When Combinatorial Thompson Sampling meets Approximation Regret

We study the Combinatorial Thompson Sampling policy (CTS) for combinatorial multi-armed bandit problems (CMAB), within an approximation regret setting. Although CTS has attracted a lot of interest, it has a drawback that other usual CMAB policies do not have when considering non-exact oracles: for some oracles, CTS has a poor approximation regret (scaling linearly with the time horizon $T$) [Wang and Chen, 2018]. A study is then necessary to discriminate the oracles on which CTS could learn. This study was started by Kong et al. [2021]: they gave the first approximation regret analysis of CTS for the greedy oracle, obtaining an upper bound of order $\mathcal{O}(\log(T)/\Delta^2)$, where $\Delta$ is some minimal reward gap. In this paper, our objective is to push this study further than the simple case of the greedy oracle.
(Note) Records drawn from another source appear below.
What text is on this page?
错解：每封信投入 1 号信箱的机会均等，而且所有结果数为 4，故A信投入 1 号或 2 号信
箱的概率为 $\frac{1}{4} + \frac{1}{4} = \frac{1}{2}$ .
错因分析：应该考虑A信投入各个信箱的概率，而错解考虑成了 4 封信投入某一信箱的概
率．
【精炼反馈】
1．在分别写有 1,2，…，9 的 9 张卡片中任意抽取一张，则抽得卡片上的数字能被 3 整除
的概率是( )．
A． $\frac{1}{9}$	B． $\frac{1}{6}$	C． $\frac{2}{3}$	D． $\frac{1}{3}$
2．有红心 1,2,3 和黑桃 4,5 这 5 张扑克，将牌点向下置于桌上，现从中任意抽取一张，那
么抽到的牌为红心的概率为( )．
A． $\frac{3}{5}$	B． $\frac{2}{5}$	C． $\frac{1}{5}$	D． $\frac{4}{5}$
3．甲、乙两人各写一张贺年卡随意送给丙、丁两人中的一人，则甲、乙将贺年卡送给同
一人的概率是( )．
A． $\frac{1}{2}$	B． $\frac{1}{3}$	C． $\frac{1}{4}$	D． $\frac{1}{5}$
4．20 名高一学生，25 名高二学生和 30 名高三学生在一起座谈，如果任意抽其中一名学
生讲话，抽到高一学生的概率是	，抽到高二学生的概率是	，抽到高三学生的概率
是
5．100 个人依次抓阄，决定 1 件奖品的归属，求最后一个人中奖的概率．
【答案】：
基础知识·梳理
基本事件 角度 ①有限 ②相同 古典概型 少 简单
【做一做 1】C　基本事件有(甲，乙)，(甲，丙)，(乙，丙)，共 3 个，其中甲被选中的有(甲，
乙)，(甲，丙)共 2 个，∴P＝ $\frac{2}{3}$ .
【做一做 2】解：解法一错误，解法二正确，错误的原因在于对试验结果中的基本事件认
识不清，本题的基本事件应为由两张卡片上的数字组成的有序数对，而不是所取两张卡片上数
We provide the first $\mathcal{O}(\log(T)/\Delta)$ approximation regret upper bound for CTS, obtained under a specific condition on the approximation oracle, allowing a reduction to the exact oracle analysis. We thus term this condition REDUCE2EXACT, and observe that it is satisfied in many concrete examples. Moreover, it can be extended to the probabilistically triggered arms setting, thus capturing even more problems, such as online influence maximization.